Symétriquement, les résultats des études qui évaluent a priori le caractère automatisable ou non d’un grand nombre de tâches sont tout aussi incertains. Le COE rappelle par exemple que la dextérité manuelle est considérée comme automatisable dans l’étude d’Autor et al. (2003)11, premiers auteurs à avoir classé les tâches selon leur nature, alors qu’elle ne l’est pas selon Frey et Osborne. McAfee et Brynjolfsson (2014)12 expliquent quant à eux que les tâches répétitives continueront d’être automatisées et que des tâches cognitives, exigeantes et créatives qui étaient considérées comme non automatisables le seront désormais. En outre, les technologies ne sont pas nécessairement substituables à l’homme au travail : elles sont parfois complémentaires. Elles permettent dans bien des cas aux travailleurs d’accomplir des tâches plus sophistiquées ou plus efficacement sans détruire leurs emplois ni faire disparaître leur métier. Ainsi un robot peut libérer l’opérateur des tâches pénibles et répétitives sur la chaîne de fabrication pour que ce dernier puisse se concentrer sur des tâches de maintenance, de contrôle qualité ou encore sur le guidage d’un robot dans un environnement complexe. Dernière limite de ces travaux prospectifs : ils ne savent pas anticiper les freins organisationnels, sociaux ou réglementaires à l’adoption des technologies. L’essor de la voiture sans chauffeur interpelle par exemple les compagnies d’assurances, les constructeurs et équipementiers (quant à la responsabilité en cas d’accident), les États et gestionnaires d’infrastructures (en matière de réglementation routière) et plus largement encore de nombreux corps de la société (lorsqu’il est question de savoir si un adolescent de 15 ans pourra conduire une telle voiture par exemple). Sa diffusion réelle dépendra des réponses apportées à ces questionnements.
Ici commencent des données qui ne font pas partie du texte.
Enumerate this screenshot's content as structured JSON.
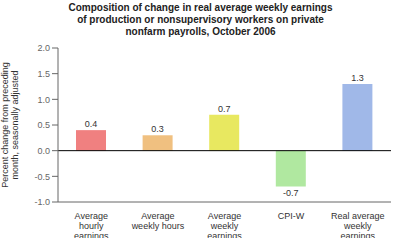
{
  "chart_data": {
    "type": "bar",
    "title": "Composition of change in real average weekly earnings\nof production or nonsupervisory workers on private\nnonfarm payrolls, October 2006",
    "categories": [
      "Average\nhourly\nearnings",
      "Average\nweekly hours",
      "Average\nweekly\nearnings",
      "CPI-W",
      "Real average\nweekly\nearnings"
    ],
    "values": [
      0.4,
      0.3,
      0.7,
      -0.7,
      1.3
    ],
    "colors": [
      "#f08080",
      "#f0c080",
      "#e8e860",
      "#b0e8a0",
      "#a0b8e8"
    ],
    "ylabel": "Percent change from preceding\nmonth, seasonally adjusted",
    "ylim": [
      -1.0,
      2.0
    ],
    "yticks": [
      {
        "value": -1.0,
        "label": "-1.0"
      },
      -0.5,
      {
        "value": 0.0,
        "label": "0.0"
      },
      0.5,
      {
        "value": 1.0,
        "label": "1.0"
      },
      1.5,
      {
        "value": 2.0,
        "label": "2.0"
      }
    ],
    "grid": false,
    "data_labels": true
  }
}
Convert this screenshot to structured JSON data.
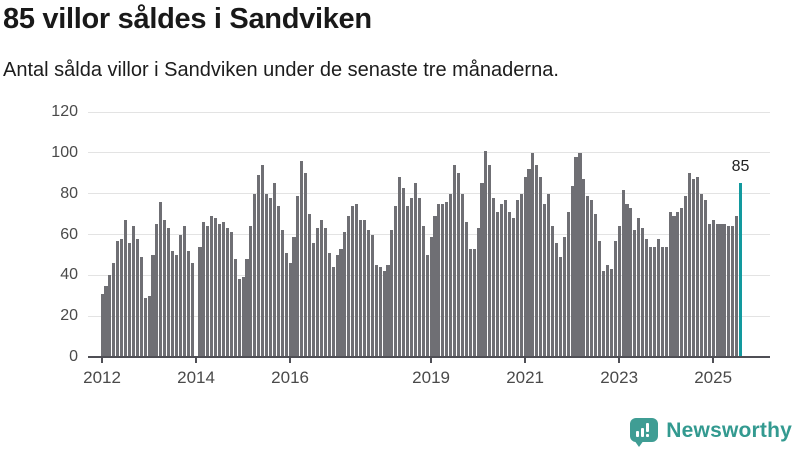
{
  "header": {
    "title": "85 villor såldes i Sandviken",
    "subtitle": "Antal sålda villor i Sandviken under de senaste tre månaderna."
  },
  "chart_data": {
    "type": "bar",
    "title": "85 villor såldes i Sandviken",
    "subtitle": "Antal sålda villor i Sandviken under de senaste tre månaderna.",
    "xlabel": "",
    "ylabel": "",
    "ylim": [
      0,
      120
    ],
    "grid": true,
    "legend": "none",
    "y_ticks": [
      0,
      20,
      40,
      60,
      80,
      100,
      120
    ],
    "x_tick_labels": [
      "2012",
      "2014",
      "2016",
      "2019",
      "2021",
      "2023",
      "2025"
    ],
    "x_tick_indices": [
      0,
      24,
      48,
      84,
      108,
      132,
      156
    ],
    "values": [
      31,
      35,
      40,
      46,
      57,
      58,
      67,
      56,
      64,
      58,
      49,
      29,
      30,
      50,
      65,
      76,
      67,
      63,
      52,
      50,
      60,
      64,
      52,
      46,
      0,
      54,
      66,
      64,
      69,
      68,
      65,
      66,
      63,
      61,
      48,
      38,
      39,
      48,
      64,
      80,
      89,
      94,
      80,
      78,
      85,
      74,
      62,
      51,
      46,
      59,
      79,
      96,
      90,
      70,
      56,
      63,
      67,
      63,
      51,
      44,
      50,
      53,
      61,
      69,
      74,
      75,
      67,
      67,
      62,
      60,
      45,
      44,
      42,
      45,
      62,
      74,
      88,
      83,
      74,
      78,
      85,
      78,
      64,
      50,
      59,
      69,
      75,
      75,
      76,
      80,
      94,
      90,
      80,
      66,
      53,
      53,
      63,
      85,
      101,
      94,
      78,
      71,
      75,
      77,
      71,
      68,
      77,
      80,
      88,
      92,
      100,
      94,
      88,
      75,
      80,
      64,
      56,
      49,
      59,
      71,
      84,
      98,
      100,
      87,
      79,
      77,
      70,
      57,
      42,
      45,
      43,
      57,
      64,
      82,
      75,
      73,
      62,
      68,
      63,
      58,
      54,
      54,
      58,
      54,
      54,
      71,
      69,
      71,
      73,
      79,
      90,
      87,
      88,
      80,
      77,
      65,
      67,
      65,
      65,
      65,
      64,
      64,
      69,
      85
    ],
    "highlight_index": 163,
    "highlight_value": 85,
    "highlight_label": "85",
    "bar_color": "#6f6f74",
    "highlight_color": "#12999e",
    "grid_color": "#e3e3e3",
    "axis_color": "#4f4f55"
  },
  "footer": {
    "brand": "Newsworthy",
    "brand_color": "#339a90",
    "logo_icon": "bar-chart-speech-bubble-icon"
  }
}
  • 5 – Frey C. B., Osborne M. A., 2013, « The future of employment : How susceptible are jobs to computerisation ? », Oxford Martin School.
  • 6 – « Plus un métier comporte de variables prédictives du caractère non-automatisable, plus la probabilité d’automatisation du métier tendra vers 0, et vice versa. Ce modèle est d’abord calibré sur 70 métiers préalablement classés pour vérifier si ces variables prédisent bien les mêmes résultats. » (COE, op.cit , p. 62).
  • 7 – Roland Berger, 2014, « Les classes moyennes face à la transformation digitale », octobre.
  • 8 – OCDE, 2016a, « Automatisation et travail indépendant dans une économie du numérique ».
  • 9 – Le Ru N., 2016, « L’effet de l’automatisation sur l’emploi : ce qu’on sait et ce qu’on ignore », Note d’Analyse de France Stratégie.
  • 10 – Voir le détail de la méthode pp. 4-5 du « Focus sur l’étude sur l’exposition des emplois salariés à l’automatisation en France » (COE, 2017).
  • 11 – Autor, Levy et Munrnane (2003) ont classé les tâches selon deux dimensions : manuelles ou cognitives (analytiques ou interactives) et routinières ou non-routinières ; pour les auteurs, toutes les tâches routinières sont automatisables (dans « The skill content of recent technological change: an empiric exploration », The Quarterly Journal of Economics , novembre).
  • 12 – Brynjolfsson E, McAfee A., 2014, The Second Machine Age , Ed. W. W. Norton & Company.

 

Les créations d’emplois : la grande inconnue

Dans le même temps qu’elles transforment et parfois détruisent des emplois, les technologies numériques en créent d’autres et permettent aux entreprises de maintenir voire de conquérir des parts de marché. Elles sont donc pourvoyeuses d’emplois directs, dans la filière numérique ou dans de nouvelles activités, et d’emplois induits résultant des gains de productivité13.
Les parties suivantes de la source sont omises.